Qui torniamo infatti a padri madri e prole. Ai genitori di Jacob Hunter che non sapendo più come rivolgersi al figlio, se come a un lui o una lei, pur stimandolo sciroccato, lo chiamano come quand’era piccolo: “cucciolotto”. Diventando cucciolotti anche loro. Così, mentre Jacob, lucido nella sua follia, si cala gli occhialoni e fa il grande, anzi la grande, mentre insomma Jacob fa Céline Dion, i genitori non sanno più che fare. E danno retta alla psichiatria. Che se in passato, davanti a situazioni del genere produceva cose serie, e cioè saggi freudiani (pensiamo alle “Memorie di un malato di nervi” di Schreber, disforico studiato da Freud), oggi la stessa psichiatria – stando ovviamente a Reza – asseconda i malati di nervi in stile Cortellesi. 

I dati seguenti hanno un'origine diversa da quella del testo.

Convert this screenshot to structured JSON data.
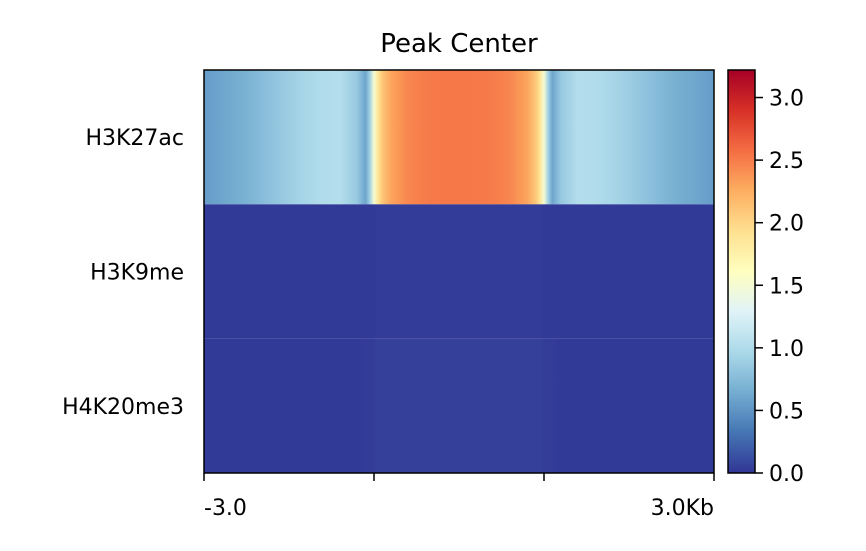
{
  "chart_data": {
    "type": "heatmap",
    "title": "Peak Center",
    "rows": [
      "H3K27ac",
      "H3K9me",
      "H4K20me3"
    ],
    "x_tick_labels": [
      "-3.0",
      "",
      "",
      "3.0Kb"
    ],
    "x": [
      -3.0,
      -2.8,
      -2.6,
      -2.4,
      -2.2,
      -2.0,
      -1.8,
      -1.6,
      -1.4,
      -1.2,
      -1.1,
      -1.05,
      -1.0,
      -0.95,
      -0.9,
      -0.8,
      -0.6,
      -0.4,
      -0.2,
      0.0,
      0.2,
      0.4,
      0.6,
      0.8,
      0.9,
      0.95,
      1.0,
      1.05,
      1.1,
      1.2,
      1.4,
      1.6,
      1.8,
      2.0,
      2.2,
      2.4,
      2.6,
      2.8,
      3.0
    ],
    "values": [
      [
        0.55,
        0.6,
        0.65,
        0.72,
        0.8,
        0.88,
        0.95,
        1.0,
        1.02,
        0.85,
        0.6,
        0.9,
        1.5,
        1.9,
        2.1,
        2.3,
        2.45,
        2.5,
        2.52,
        2.52,
        2.52,
        2.5,
        2.45,
        2.3,
        2.1,
        1.9,
        1.5,
        0.9,
        0.6,
        0.85,
        1.02,
        1.0,
        0.95,
        0.88,
        0.8,
        0.72,
        0.65,
        0.6,
        0.55
      ],
      [
        0.02,
        0.02,
        0.02,
        0.02,
        0.02,
        0.02,
        0.02,
        0.02,
        0.02,
        0.02,
        0.02,
        0.02,
        0.02,
        0.03,
        0.03,
        0.03,
        0.03,
        0.03,
        0.03,
        0.03,
        0.03,
        0.03,
        0.03,
        0.03,
        0.03,
        0.03,
        0.02,
        0.02,
        0.02,
        0.02,
        0.02,
        0.02,
        0.02,
        0.02,
        0.02,
        0.02,
        0.02,
        0.02,
        0.02
      ],
      [
        0.02,
        0.02,
        0.02,
        0.02,
        0.02,
        0.02,
        0.02,
        0.02,
        0.02,
        0.02,
        0.03,
        0.03,
        0.04,
        0.05,
        0.05,
        0.05,
        0.05,
        0.05,
        0.05,
        0.05,
        0.05,
        0.05,
        0.05,
        0.05,
        0.05,
        0.05,
        0.04,
        0.03,
        0.03,
        0.02,
        0.02,
        0.02,
        0.02,
        0.02,
        0.02,
        0.02,
        0.02,
        0.02,
        0.02
      ]
    ],
    "xlim": [
      -3.0,
      3.0
    ],
    "colorbar": {
      "min": 0.0,
      "max": 3.22,
      "ticks": [
        0.0,
        0.5,
        1.0,
        1.5,
        2.0,
        2.5,
        3.0
      ],
      "tick_labels": [
        "0.0",
        "0.5",
        "1.0",
        "1.5",
        "2.0",
        "2.5",
        "3.0"
      ],
      "colormap": "RdYlBu_r",
      "colormap_stops": [
        "#313695",
        "#4575b4",
        "#74add1",
        "#abd9e9",
        "#e0f3f8",
        "#ffffbf",
        "#fee090",
        "#fdae61",
        "#f46d43",
        "#d73027",
        "#a50026"
      ]
    },
    "grid": false,
    "legend": "colorbar-right"
  }
}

E siamo così dalle parti dell’infantilizzazione dell’umanità, come la chiamava Mario Perniola, coi genitori capaci d’ogni bambocciata e i figlioli assurti a maître à penser. Dalla letteratura alla vita, siamo dalle parti di Witold Gombrowicz e del suo romanzo sui trentenni-adolescenti in un mondo di istituzioni che ne boicottano la crescita. Esattamente come accade in alcuni atenei statunitensi, dove – oltre ai bagni intersex – gli studenti ansiosi vengono muniti di peluche (i “cucciolotti”) in apposite stanze per rilassarsi. O magari di cani veri, da terapia, come accade alla facoltà di medicina a Harvard o di legge a Yale. Per non dire di Canberra, dove chi ha il mal d’esame può scoppiettare le bolle di imballaggi pluriball prima dell’interrogazione. Dal surreale al reale, il mondo s’è fanciullizzato. Ma se sull’ottovolante dovevamo essere più felici, pare di no. Tra cucciolotti e hula hoop, siamo al tornante del voltastomaco.